Wanneer moet u SQL Agent-taken gebruiken?
Er zijn verschillende scenario's waarin u SQL Agent-taken kunt gebruiken:
- Beheertaken automatiseren en plannen dat ze elke weekdag, na kantooruren, enzovoort worden uitgevoerd.
- Implementeer schemawijzigingen, referentiebeheer, prestatiegegevensverzameling of tenanttelemetrieverzameling (klant).
- Werk referentiegegevens bij (informatie die gebruikelijk is voor alle databases), laad gegevens uit Azure Blob Storage. Microsoft raadt het gebruik van SHARED ACCESS SIGNATURE-verificatie aan voor verificatie bij Azure Blob Storage.
- Algemene onderhoudstaken, waaronder
DBCC CHECKDB
om gegevensintegriteit of indexonderhoud te garanderen om de queryprestaties te verbeteren. Configureer taken voor uitvoering in een verzameling databases op terugkerende basis, zoals tijdens daluren. - Verzamel queryresultaten van een set databases in een centrale tabel op basis van een doorlopende basis. Prestatiequery's kunnen voortdurend worden uitgevoerd en geconfigureerd om extra taken te activeren die moeten worden uitgevoerd.
- Gegevens verzamelen voor rapportage
- Gegevens uit een verzameling databases aggregeren in één doeltabel.
- Voer langer lopende query's voor gegevensverwerking uit in een grote set databases, bijvoorbeeld de verzameling telemetrie van klanten. Resultaten worden verzameld in een enkele doeltabel voor verdere analyse.
- Gegevensverplaatsingen
- Maak taken die wijzigingen in uw databases repliceren naar andere databases of verzamel updates die zijn aangebracht in externe databases en pas wijzigingen toe in de database.
- Taken maken die gegevens laden van of naar uw databases met behulp van SQL Server Integration Services (SSIS).
SQL Agent-taken in SQL Managed Instance
SQL Agent-taken worden uitgevoerd door de SQL Agent-service die nog steeds wordt gebruikt voor taakautomatisering in SQL Server en SQL Managed Instance.
SQL Agent-taken zijn een opgegeven reeks T-SQL-scripts voor uw database. Gebruik opdrachten om een beheertaak te definiëren die één of meerdere keren kan worden uitgevoerd en gemonitord op succes of falen.

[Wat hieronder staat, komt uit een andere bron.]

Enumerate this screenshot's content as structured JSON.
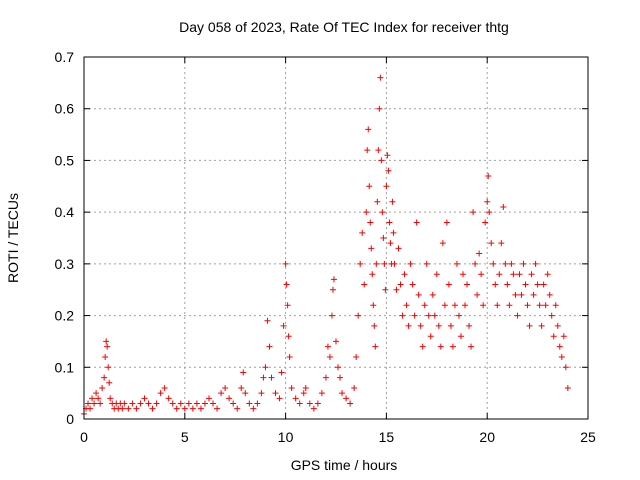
{
  "chart_data": {
    "type": "scatter",
    "title": "Day 058 of 2023, Rate Of TEC Index for receiver thtg",
    "xlabel": "GPS time / hours",
    "ylabel": "ROTI / TECUs",
    "xlim": [
      0,
      25
    ],
    "ylim": [
      0,
      0.7
    ],
    "xticks": [
      0,
      5,
      10,
      15,
      20,
      25
    ],
    "xtick_labels": [
      "0",
      "5",
      "10",
      "15",
      "20",
      "25"
    ],
    "yticks": [
      0,
      0.1,
      0.2,
      0.3,
      0.4,
      0.5,
      0.6,
      0.7
    ],
    "ytick_labels": [
      "0",
      "0.1",
      "0.2",
      "0.3",
      "0.4",
      "0.5",
      "0.6",
      "0.7"
    ],
    "grid": true,
    "marker": "+",
    "series": [
      {
        "name": "ROTI",
        "color": "#ff0000",
        "points": [
          [
            0.0,
            0.01
          ],
          [
            0.1,
            0.02
          ],
          [
            0.2,
            0.03
          ],
          [
            0.3,
            0.02
          ],
          [
            0.4,
            0.04
          ],
          [
            0.5,
            0.03
          ],
          [
            0.6,
            0.05
          ],
          [
            0.7,
            0.04
          ],
          [
            0.8,
            0.03
          ],
          [
            0.9,
            0.06
          ],
          [
            1.0,
            0.08
          ],
          [
            1.05,
            0.12
          ],
          [
            1.1,
            0.15
          ],
          [
            1.15,
            0.14
          ],
          [
            1.2,
            0.1
          ],
          [
            1.25,
            0.07
          ],
          [
            1.3,
            0.04
          ],
          [
            1.4,
            0.03
          ],
          [
            1.5,
            0.02
          ],
          [
            1.6,
            0.03
          ],
          [
            1.7,
            0.02
          ],
          [
            1.8,
            0.03
          ],
          [
            1.9,
            0.02
          ],
          [
            2.0,
            0.03
          ],
          [
            2.2,
            0.02
          ],
          [
            2.4,
            0.03
          ],
          [
            2.6,
            0.02
          ],
          [
            2.8,
            0.03
          ],
          [
            3.0,
            0.04
          ],
          [
            3.2,
            0.03
          ],
          [
            3.4,
            0.02
          ],
          [
            3.6,
            0.03
          ],
          [
            3.8,
            0.05
          ],
          [
            4.0,
            0.06
          ],
          [
            4.2,
            0.04
          ],
          [
            4.4,
            0.03
          ],
          [
            4.6,
            0.02
          ],
          [
            4.8,
            0.03
          ],
          [
            5.0,
            0.02
          ],
          [
            5.2,
            0.03
          ],
          [
            5.4,
            0.02
          ],
          [
            5.6,
            0.03
          ],
          [
            5.8,
            0.02
          ],
          [
            6.0,
            0.03
          ],
          [
            6.2,
            0.04
          ],
          [
            6.4,
            0.03
          ],
          [
            6.6,
            0.02
          ],
          [
            6.8,
            0.05
          ],
          [
            7.0,
            0.06
          ],
          [
            7.2,
            0.04
          ],
          [
            7.4,
            0.03
          ],
          [
            7.6,
            0.02
          ],
          [
            7.8,
            0.06
          ],
          [
            7.9,
            0.09
          ],
          [
            8.0,
            0.05
          ],
          [
            8.2,
            0.03
          ],
          [
            8.4,
            0.02
          ],
          [
            8.6,
            0.03
          ],
          [
            8.8,
            0.05
          ],
          [
            8.9,
            0.08
          ],
          [
            9.0,
            0.1
          ],
          [
            9.1,
            0.19
          ],
          [
            9.2,
            0.14
          ],
          [
            9.3,
            0.08
          ],
          [
            9.5,
            0.05
          ],
          [
            9.7,
            0.04
          ],
          [
            9.8,
            0.09
          ],
          [
            9.9,
            0.18
          ],
          [
            10.0,
            0.3
          ],
          [
            10.05,
            0.26
          ],
          [
            10.1,
            0.22
          ],
          [
            10.15,
            0.16
          ],
          [
            10.2,
            0.12
          ],
          [
            10.3,
            0.06
          ],
          [
            10.5,
            0.04
          ],
          [
            10.7,
            0.03
          ],
          [
            10.9,
            0.05
          ],
          [
            11.0,
            0.06
          ],
          [
            11.2,
            0.03
          ],
          [
            11.4,
            0.02
          ],
          [
            11.6,
            0.03
          ],
          [
            11.8,
            0.05
          ],
          [
            12.0,
            0.08
          ],
          [
            12.1,
            0.14
          ],
          [
            12.2,
            0.12
          ],
          [
            12.3,
            0.2
          ],
          [
            12.35,
            0.25
          ],
          [
            12.4,
            0.27
          ],
          [
            12.5,
            0.15
          ],
          [
            12.6,
            0.1
          ],
          [
            12.7,
            0.08
          ],
          [
            12.8,
            0.05
          ],
          [
            13.0,
            0.04
          ],
          [
            13.2,
            0.03
          ],
          [
            13.4,
            0.06
          ],
          [
            13.5,
            0.12
          ],
          [
            13.6,
            0.2
          ],
          [
            13.7,
            0.3
          ],
          [
            13.8,
            0.36
          ],
          [
            13.9,
            0.26
          ],
          [
            14.0,
            0.4
          ],
          [
            14.05,
            0.52
          ],
          [
            14.1,
            0.56
          ],
          [
            14.15,
            0.45
          ],
          [
            14.2,
            0.38
          ],
          [
            14.25,
            0.33
          ],
          [
            14.3,
            0.28
          ],
          [
            14.35,
            0.22
          ],
          [
            14.4,
            0.18
          ],
          [
            14.45,
            0.14
          ],
          [
            14.5,
            0.3
          ],
          [
            14.55,
            0.42
          ],
          [
            14.6,
            0.52
          ],
          [
            14.65,
            0.6
          ],
          [
            14.7,
            0.66
          ],
          [
            14.75,
            0.5
          ],
          [
            14.8,
            0.4
          ],
          [
            14.85,
            0.35
          ],
          [
            14.9,
            0.3
          ],
          [
            14.95,
            0.25
          ],
          [
            15.0,
            0.45
          ],
          [
            15.05,
            0.51
          ],
          [
            15.1,
            0.48
          ],
          [
            15.15,
            0.38
          ],
          [
            15.2,
            0.34
          ],
          [
            15.25,
            0.3
          ],
          [
            15.3,
            0.42
          ],
          [
            15.35,
            0.36
          ],
          [
            15.4,
            0.3
          ],
          [
            15.5,
            0.25
          ],
          [
            15.6,
            0.33
          ],
          [
            15.7,
            0.26
          ],
          [
            15.8,
            0.2
          ],
          [
            15.9,
            0.28
          ],
          [
            16.0,
            0.22
          ],
          [
            16.1,
            0.18
          ],
          [
            16.2,
            0.3
          ],
          [
            16.3,
            0.26
          ],
          [
            16.4,
            0.2
          ],
          [
            16.5,
            0.38
          ],
          [
            16.6,
            0.24
          ],
          [
            16.7,
            0.18
          ],
          [
            16.8,
            0.14
          ],
          [
            16.9,
            0.22
          ],
          [
            17.0,
            0.3
          ],
          [
            17.1,
            0.2
          ],
          [
            17.2,
            0.16
          ],
          [
            17.3,
            0.24
          ],
          [
            17.4,
            0.2
          ],
          [
            17.5,
            0.28
          ],
          [
            17.6,
            0.18
          ],
          [
            17.7,
            0.14
          ],
          [
            17.8,
            0.34
          ],
          [
            17.9,
            0.22
          ],
          [
            18.0,
            0.38
          ],
          [
            18.1,
            0.26
          ],
          [
            18.2,
            0.18
          ],
          [
            18.3,
            0.14
          ],
          [
            18.4,
            0.22
          ],
          [
            18.5,
            0.3
          ],
          [
            18.6,
            0.2
          ],
          [
            18.7,
            0.16
          ],
          [
            18.8,
            0.28
          ],
          [
            18.9,
            0.22
          ],
          [
            19.0,
            0.26
          ],
          [
            19.1,
            0.18
          ],
          [
            19.2,
            0.14
          ],
          [
            19.3,
            0.4
          ],
          [
            19.4,
            0.3
          ],
          [
            19.5,
            0.24
          ],
          [
            19.6,
            0.32
          ],
          [
            19.7,
            0.28
          ],
          [
            19.8,
            0.22
          ],
          [
            19.9,
            0.38
          ],
          [
            20.0,
            0.42
          ],
          [
            20.05,
            0.47
          ],
          [
            20.1,
            0.4
          ],
          [
            20.2,
            0.34
          ],
          [
            20.3,
            0.3
          ],
          [
            20.4,
            0.26
          ],
          [
            20.5,
            0.22
          ],
          [
            20.6,
            0.28
          ],
          [
            20.7,
            0.34
          ],
          [
            20.8,
            0.41
          ],
          [
            20.9,
            0.3
          ],
          [
            21.0,
            0.26
          ],
          [
            21.1,
            0.22
          ],
          [
            21.2,
            0.3
          ],
          [
            21.3,
            0.28
          ],
          [
            21.4,
            0.24
          ],
          [
            21.5,
            0.2
          ],
          [
            21.6,
            0.28
          ],
          [
            21.7,
            0.24
          ],
          [
            21.8,
            0.3
          ],
          [
            21.9,
            0.26
          ],
          [
            22.0,
            0.22
          ],
          [
            22.1,
            0.18
          ],
          [
            22.2,
            0.28
          ],
          [
            22.3,
            0.24
          ],
          [
            22.4,
            0.3
          ],
          [
            22.5,
            0.26
          ],
          [
            22.6,
            0.22
          ],
          [
            22.7,
            0.18
          ],
          [
            22.8,
            0.26
          ],
          [
            22.9,
            0.22
          ],
          [
            23.0,
            0.28
          ],
          [
            23.1,
            0.24
          ],
          [
            23.2,
            0.2
          ],
          [
            23.3,
            0.16
          ],
          [
            23.4,
            0.22
          ],
          [
            23.5,
            0.18
          ],
          [
            23.6,
            0.14
          ],
          [
            23.7,
            0.12
          ],
          [
            23.8,
            0.16
          ],
          [
            23.9,
            0.1
          ],
          [
            24.0,
            0.06
          ]
        ]
      }
    ]
  }
}
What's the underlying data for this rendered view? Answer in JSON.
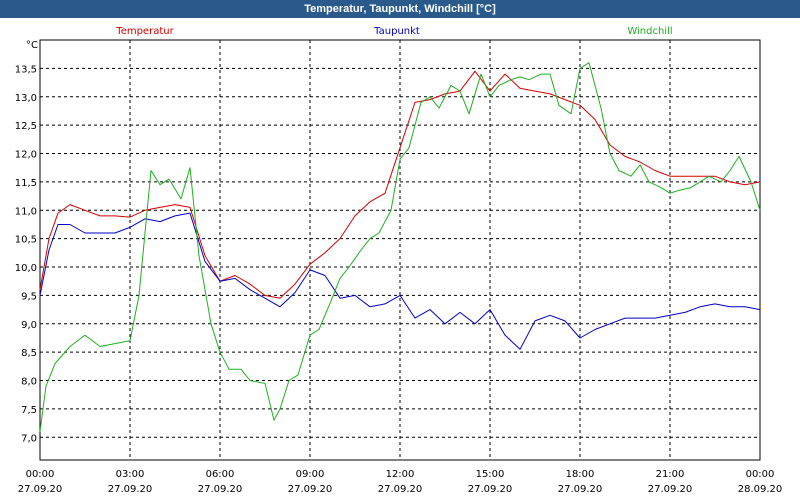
{
  "title": "Temperatur, Taupunkt, Windchill [°C]",
  "chart_data": {
    "type": "line",
    "unit_label": "°C",
    "ylim": [
      6.6,
      14.0
    ],
    "y_ticks": [
      "7,0",
      "7,5",
      "8,0",
      "8,5",
      "9,0",
      "9,5",
      "10,0",
      "10,5",
      "11,0",
      "11,5",
      "12,0",
      "12,5",
      "13,0",
      "13,5"
    ],
    "y_tick_values": [
      7.0,
      7.5,
      8.0,
      8.5,
      9.0,
      9.5,
      10.0,
      10.5,
      11.0,
      11.5,
      12.0,
      12.5,
      13.0,
      13.5
    ],
    "xlim": [
      0,
      24
    ],
    "x_ticks": [
      {
        "h": 0,
        "time": "00:00",
        "date": "27.09.20"
      },
      {
        "h": 3,
        "time": "03:00",
        "date": "27.09.20"
      },
      {
        "h": 6,
        "time": "06:00",
        "date": "27.09.20"
      },
      {
        "h": 9,
        "time": "09:00",
        "date": "27.09.20"
      },
      {
        "h": 12,
        "time": "12:00",
        "date": "27.09.20"
      },
      {
        "h": 15,
        "time": "15:00",
        "date": "27.09.20"
      },
      {
        "h": 18,
        "time": "18:00",
        "date": "27.09.20"
      },
      {
        "h": 21,
        "time": "21:00",
        "date": "27.09.20"
      },
      {
        "h": 24,
        "time": "00:00",
        "date": "28.09.20"
      }
    ],
    "grid": true,
    "series": [
      {
        "name": "Temperatur",
        "color": "#d40000",
        "x": [
          0,
          0.3,
          0.6,
          1,
          1.5,
          2,
          2.5,
          3,
          3.5,
          4,
          4.5,
          5,
          5.5,
          6,
          6.5,
          7,
          7.5,
          8,
          8.5,
          9,
          9.5,
          10,
          10.5,
          11,
          11.5,
          12,
          12.5,
          13,
          13.5,
          14,
          14.5,
          15,
          15.5,
          16,
          16.5,
          17,
          17.5,
          18,
          18.5,
          19,
          19.5,
          20,
          20.5,
          21,
          21.5,
          22,
          22.5,
          23,
          23.5,
          24
        ],
        "values": [
          9.6,
          10.5,
          10.95,
          11.1,
          11.0,
          10.9,
          10.9,
          10.88,
          11.0,
          11.05,
          11.1,
          11.05,
          10.2,
          9.75,
          9.85,
          9.7,
          9.5,
          9.45,
          9.7,
          10.05,
          10.25,
          10.5,
          10.9,
          11.15,
          11.3,
          12.1,
          12.9,
          12.95,
          13.05,
          13.1,
          13.45,
          13.1,
          13.4,
          13.15,
          13.1,
          13.05,
          12.95,
          12.85,
          12.6,
          12.15,
          11.95,
          11.85,
          11.7,
          11.6,
          11.6,
          11.6,
          11.6,
          11.5,
          11.45,
          11.5
        ]
      },
      {
        "name": "Taupunkt",
        "color": "#0000c8",
        "x": [
          0,
          0.3,
          0.6,
          1,
          1.5,
          2,
          2.5,
          3,
          3.5,
          4,
          4.5,
          5,
          5.5,
          6,
          6.5,
          7,
          7.5,
          8,
          8.5,
          9,
          9.5,
          10,
          10.5,
          11,
          11.5,
          12,
          12.5,
          13,
          13.5,
          14,
          14.5,
          15,
          15.5,
          16,
          16.5,
          17,
          17.5,
          18,
          18.5,
          19,
          19.5,
          20,
          20.5,
          21,
          21.5,
          22,
          22.5,
          23,
          23.5,
          24
        ],
        "values": [
          9.5,
          10.3,
          10.75,
          10.75,
          10.6,
          10.6,
          10.6,
          10.7,
          10.85,
          10.8,
          10.9,
          10.95,
          10.1,
          9.75,
          9.8,
          9.6,
          9.45,
          9.3,
          9.55,
          9.95,
          9.85,
          9.45,
          9.5,
          9.3,
          9.35,
          9.5,
          9.1,
          9.25,
          9.0,
          9.2,
          9.0,
          9.25,
          8.8,
          8.55,
          9.05,
          9.15,
          9.05,
          8.75,
          8.9,
          9.0,
          9.1,
          9.1,
          9.1,
          9.15,
          9.2,
          9.3,
          9.35,
          9.3,
          9.3,
          9.25
        ]
      },
      {
        "name": "Windchill",
        "color": "#1fb01f",
        "x": [
          0,
          0.2,
          0.5,
          1,
          1.5,
          2,
          2.5,
          3,
          3.3,
          3.7,
          4,
          4.3,
          4.7,
          5,
          5.3,
          5.7,
          6,
          6.3,
          6.7,
          7,
          7.5,
          7.8,
          8,
          8.3,
          8.6,
          9,
          9.3,
          9.7,
          10,
          10.3,
          10.7,
          11,
          11.3,
          11.7,
          12,
          12.3,
          12.7,
          13,
          13.3,
          13.7,
          14,
          14.3,
          14.7,
          15,
          15.3,
          15.7,
          16,
          16.3,
          16.7,
          17,
          17.3,
          17.7,
          18,
          18.3,
          18.7,
          19,
          19.3,
          19.7,
          20,
          20.3,
          20.7,
          21,
          21.3,
          21.7,
          22,
          22.3,
          22.7,
          23,
          23.3,
          23.7,
          24
        ],
        "values": [
          7.1,
          7.9,
          8.3,
          8.6,
          8.8,
          8.6,
          8.65,
          8.7,
          9.5,
          11.7,
          11.45,
          11.55,
          11.2,
          11.75,
          10.2,
          9.0,
          8.5,
          8.2,
          8.2,
          8.0,
          7.95,
          7.3,
          7.5,
          8.0,
          8.1,
          8.8,
          8.9,
          9.4,
          9.8,
          10.0,
          10.3,
          10.5,
          10.6,
          11.0,
          11.9,
          12.1,
          12.9,
          13.0,
          12.8,
          13.2,
          13.1,
          12.7,
          13.4,
          13.0,
          13.2,
          13.3,
          13.35,
          13.3,
          13.4,
          13.4,
          12.85,
          12.7,
          13.5,
          13.6,
          12.8,
          12.0,
          11.7,
          11.6,
          11.8,
          11.5,
          11.4,
          11.3,
          11.35,
          11.4,
          11.5,
          11.6,
          11.5,
          11.7,
          11.95,
          11.5,
          11.0
        ]
      }
    ]
  }
}
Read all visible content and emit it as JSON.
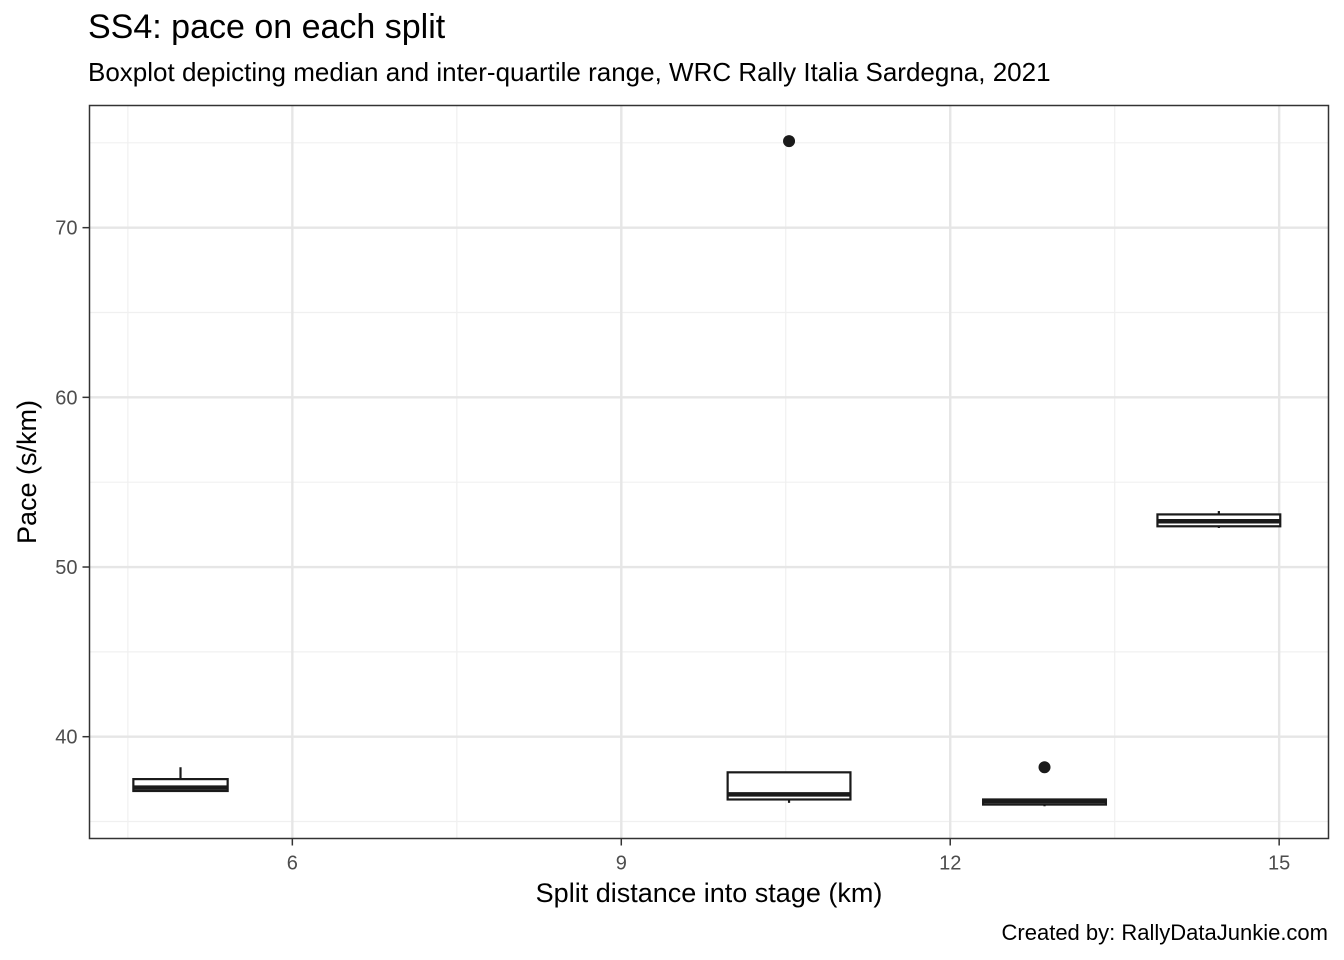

Een taak kan worden uitgevoerd op één lokale server of op meerdere externe servers. SQL Agent-taken zijn een intern Database Engine-onderdeel dat wordt uitgevoerd in de SQL Managed Instance-service.
Er zijn verschillende belangrijke concepten in SQL Agent-taken:
- taakstappen set van een of meer stappen die binnen de taak moeten worden uitgevoerd. Voor elke taakstap kunt u een strategie voor opnieuw proberen definiëren en de actie die moet optreden als de taakstap slaagt of mislukt.
- Planningen definiëren wanneer de taak moet worden uitgevoerd.
- Meldingen kunt u regels definiëren die worden gebruikt om operators via e-mail op de hoogte te stellen zodra de taak is voltooid.
Taakstappen
Sql Agent-taakstappen zijn reeksen acties die door SQL Agent moeten worden uitgevoerd. Elke stap heeft de volgende stap die moet worden uitgevoerd als de stap slaagt of mislukt, het aantal nieuwe pogingen in een geval van een fout.
Met SQL Agent kunt u verschillende soorten taakstappen maken, zoals Transact-SQL taakstappen waarmee één Transact-SQL batch wordt uitgevoerd op de database of opdracht van het besturingssysteem/PowerShell-stappen waarmee aangepast besturingssysteemscript kan worden uitgevoerd, SSIS-taakstappen waarmee u gegevens kunt laden met behulp van SSIS-runtime of replicatie stappen waarmee u wijzigingen van uw database naar andere databases kunt publiceren.
Notitie
Zie Gebruik Azure SQL Managed Instance met SQL Server Integration Services (SSIS) in Azure Data Factoryvoor meer informatie over het gebruik van de Azure SSIS Integration Runtime met de SSISDB die wordt gehost door SQL Managed Instance.
transactionele replicatie kunt de wijzigingen van uw tabellen repliceren naar andere databases in SQL Managed Instance, Azure SQL Database of SQL Server. Zie Replicatie configureren in Azure SQL Managed Instancevoor meer informatie.
Andere typen taakstappen worden momenteel niet ondersteund in SQL Managed Instance, zoals samenvoegreplicatie en wachtrijlezer.
Taakplanningen
Een planning geeft aan wanneer een taak wordt uitgevoerd. Meerdere taken kunnen volgens hetzelfde schema worden uitgevoerd en meer dan één planning kan worden toegepast op dezelfde taak.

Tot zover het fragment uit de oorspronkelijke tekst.